Maître Behiç ASÇI a ajouté qu’une combinaison de ces solutions, ou le choix de certaines d’entre elles, lui permettrait d’arrêter le jeûne qui le fait voisiner avec la mort.

Les auteurs de ce rapport ont eu la possibilité de discuter de ces propositions concrètes avec tous leurs interlocuteurs.

Tous sont arrivés à la conclusion que ces demandes, modérées, devaient aboutir.

Tous ont montré leur incompréhension profonde devant le refus réitéré du Ministre de la Justice de s’asseoir autour de la table.

V.- Les recommandations

Sur base de leurs observations, les auteurs du présent rapport formulent les présentes recommandations :

– Les autorités turques devraient immédiatement engager un dialogue ouvert et sincère avec les représentants des organisations des prisonniers, les représentants de la société civile et des organisations des Droits de l’Homme et les représentants des professions médicales et juridiques, afin d’arriver à une solution d’urgence ;

– L’organisation médicale, telle l’Ordre des médecins, devrait être autorisée immédiatement à entrer dans les prisons de type F, en vue de pouvoir réaliser une étude scientifique et indépendante sur les effets psychologiques et physiques de l’isolation sur la santé des prisonniers. Le libre accès à toutes les prisons devrait leur être laissé, ainsi que la possibilité de s’entretenir avec les détenus, de manière confidentielle ;

– L’emploi de restrictions sociales, confinant à l’isolement les prisonniers, entre eux ou par rapport à leur famille, doit être abandonné immédiatement, même au titre de sanctions disciplinaires ;

– Durant la période nécessaire à l’enquête scientifique portant sur l’isolement carcéral et ses conséquences, des solutions concrètes et immédiates doivent être trouvées pour permettre aux prisonniers de développer une vie sociale et des contacts raisonnables avec un certain nombre de personnes.

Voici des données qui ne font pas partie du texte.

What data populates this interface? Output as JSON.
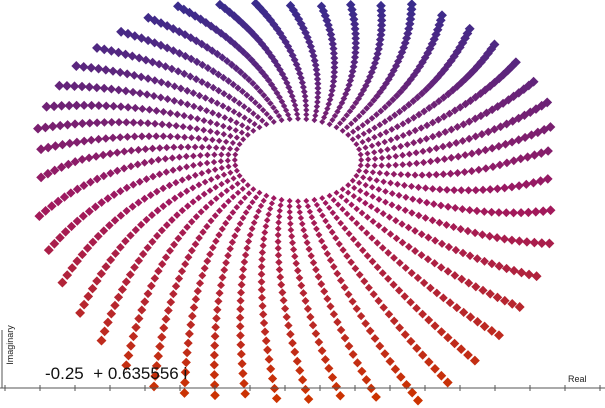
{
  "chart_data": {
    "type": "scatter",
    "title": "",
    "xlabel": "Real",
    "ylabel": "Imaginary",
    "readout": "-0.25  + 0.635556 i",
    "marker": "diamond",
    "grid": false,
    "color_low": "#cc3300",
    "color_mid": "#a0185f",
    "color_high": "#3a2c8c",
    "series": [
      {
        "pattern": "spiral-lattice",
        "rings": 30,
        "points_per_ring": 48,
        "twist_turns": 0.55,
        "hole_radius": 0.11,
        "outer_radius": 0.46
      }
    ],
    "x_ticks": 18
  }
}
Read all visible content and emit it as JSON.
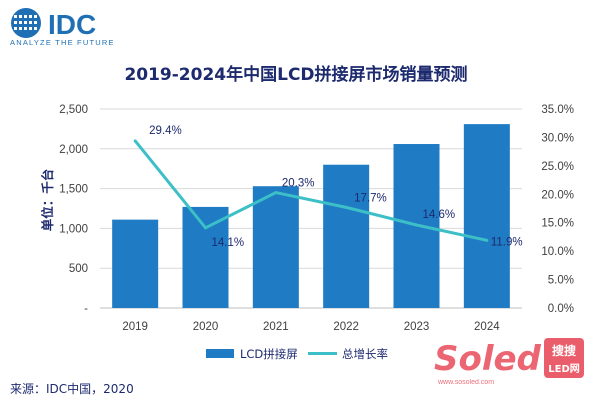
{
  "logo": {
    "brand": "IDC",
    "tagline": "ANALYZE THE FUTURE"
  },
  "watermark": {
    "brand": "Soled",
    "badge_line1": "搜搜",
    "badge_line2": "LED网",
    "url": "www.sosoled.com"
  },
  "source": "来源：IDC中国，2020",
  "colors": {
    "bar": "#1f7bc3",
    "line": "#3cbfc7",
    "title": "#1d2a6e"
  },
  "chart_data": {
    "type": "bar+line",
    "title": "2019-2024年中国LCD拼接屏市场销量预测",
    "ylabel": "单位：千台",
    "categories": [
      "2019",
      "2020",
      "2021",
      "2022",
      "2023",
      "2024"
    ],
    "ylim": [
      0,
      2500
    ],
    "yticks": [
      0,
      500,
      1000,
      1500,
      2000,
      2500
    ],
    "yticklabels": [
      "-",
      "500",
      "1,000",
      "1,500",
      "2,000",
      "2,500"
    ],
    "y2lim": [
      0,
      35
    ],
    "y2ticks": [
      0,
      5,
      10,
      15,
      20,
      25,
      30,
      35
    ],
    "y2ticklabels": [
      "0.0%",
      "5.0%",
      "10.0%",
      "15.0%",
      "20.0%",
      "25.0%",
      "30.0%",
      "35.0%"
    ],
    "series": [
      {
        "name": "LCD拼接屏",
        "type": "bar",
        "axis": "left",
        "values": [
          1110,
          1270,
          1530,
          1800,
          2060,
          2310
        ]
      },
      {
        "name": "总增长率",
        "type": "line",
        "axis": "right",
        "values": [
          29.4,
          14.1,
          20.3,
          17.7,
          14.6,
          11.9
        ],
        "labels": [
          "29.4%",
          "14.1%",
          "20.3%",
          "17.7%",
          "14.6%",
          "11.9%"
        ]
      }
    ],
    "legend": "bottom"
  }
}
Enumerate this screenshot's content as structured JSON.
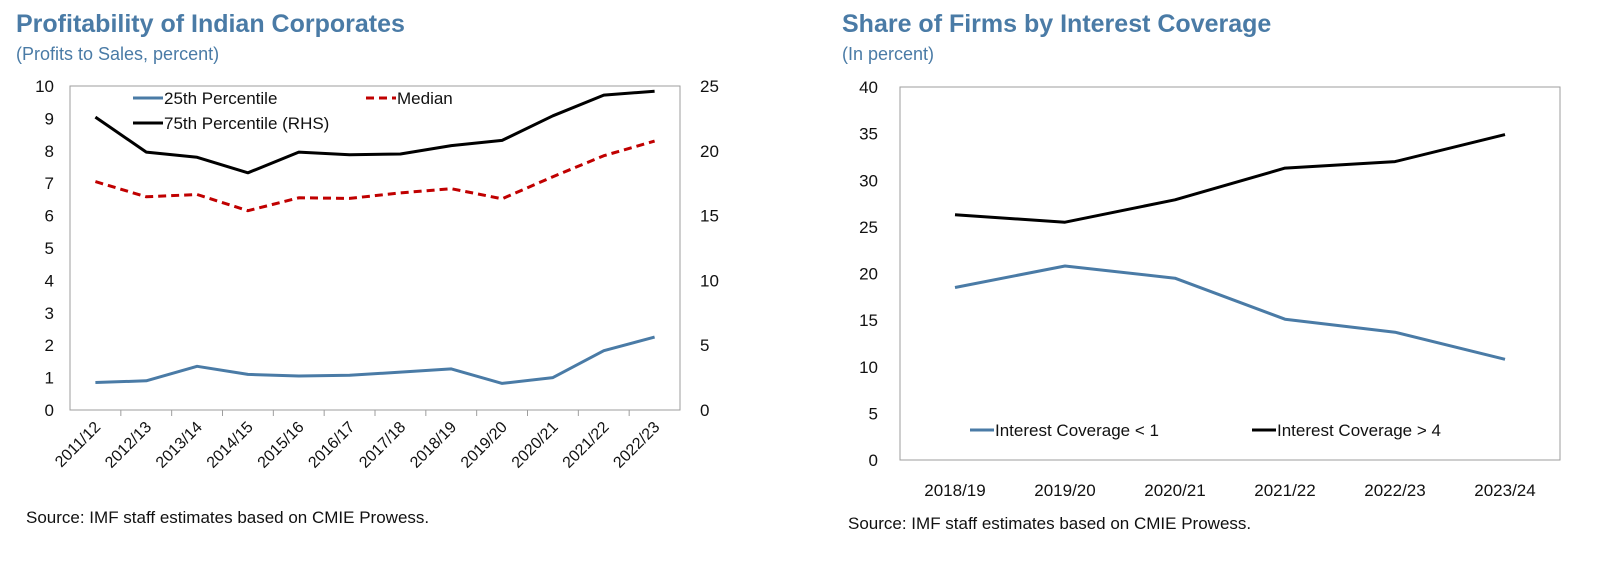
{
  "colors": {
    "accent": "#4a7ba6",
    "series_blue": "#4a7ba6",
    "series_red": "#c00000",
    "series_black": "#000000"
  },
  "left": {
    "title": "Profitability of Indian Corporates",
    "subtitle": "(Profits to Sales, percent)",
    "source": "Source: IMF staff estimates based on CMIE Prowess."
  },
  "right": {
    "title": "Share of Firms by Interest Coverage",
    "subtitle": "(In percent)",
    "source": "Source: IMF staff estimates based on CMIE Prowess."
  },
  "chart_data": [
    {
      "type": "line",
      "title": "Profitability of Indian Corporates",
      "subtitle": "(Profits to Sales, percent)",
      "categories": [
        "2011/12",
        "2012/13",
        "2013/14",
        "2014/15",
        "2015/16",
        "2016/17",
        "2017/18",
        "2018/19",
        "2019/20",
        "2020/21",
        "2021/22",
        "2022/23"
      ],
      "ylim": [
        0,
        10
      ],
      "yticks": [
        0,
        1,
        2,
        3,
        4,
        5,
        6,
        7,
        8,
        9,
        10
      ],
      "y2lim": [
        0,
        25
      ],
      "y2ticks": [
        0,
        5,
        10,
        15,
        20,
        25
      ],
      "grid": false,
      "legend_position": "top-left",
      "series": [
        {
          "name": "25th Percentile",
          "axis": "left",
          "style": "solid",
          "color": "#4a7ba6",
          "values": [
            0.85,
            0.9,
            1.35,
            1.1,
            1.05,
            1.07,
            1.17,
            1.27,
            0.82,
            1.0,
            1.83,
            2.25
          ]
        },
        {
          "name": "Median",
          "axis": "left",
          "style": "dashed",
          "color": "#c00000",
          "values": [
            7.05,
            6.58,
            6.65,
            6.15,
            6.55,
            6.53,
            6.7,
            6.83,
            6.52,
            7.2,
            7.85,
            8.3
          ]
        },
        {
          "name": "75th Percentile (RHS)",
          "axis": "right",
          "style": "solid",
          "color": "#000000",
          "values": [
            22.6,
            19.9,
            19.5,
            18.3,
            19.9,
            19.7,
            19.75,
            20.4,
            20.8,
            22.7,
            24.3,
            24.6
          ]
        }
      ]
    },
    {
      "type": "line",
      "title": "Share of Firms by Interest Coverage",
      "subtitle": "(In percent)",
      "categories": [
        "2018/19",
        "2019/20",
        "2020/21",
        "2021/22",
        "2022/23",
        "2023/24"
      ],
      "ylim": [
        0,
        40
      ],
      "yticks": [
        0,
        5,
        10,
        15,
        20,
        25,
        30,
        35,
        40
      ],
      "grid": false,
      "legend_position": "bottom",
      "series": [
        {
          "name": "Interest Coverage < 1",
          "style": "solid",
          "color": "#4a7ba6",
          "values": [
            18.5,
            20.8,
            19.5,
            15.1,
            13.7,
            10.8
          ]
        },
        {
          "name": "Interest Coverage > 4",
          "style": "solid",
          "color": "#000000",
          "values": [
            26.3,
            25.5,
            27.9,
            31.3,
            32.0,
            34.9
          ]
        }
      ]
    }
  ]
}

– Les auteurs de ce rapport recommandent à toutes les organisations des Droits de l’Homme et à toutes les organisations professionnelles de médecins et d’avocats, d’écrire immédiatement au Ministre de la Justice de la République turque , pour lui exprimer leur préoccupation face à la situation et pour lui demander des actions immédiates afin que cessent ces traitements inhumains et dégradants.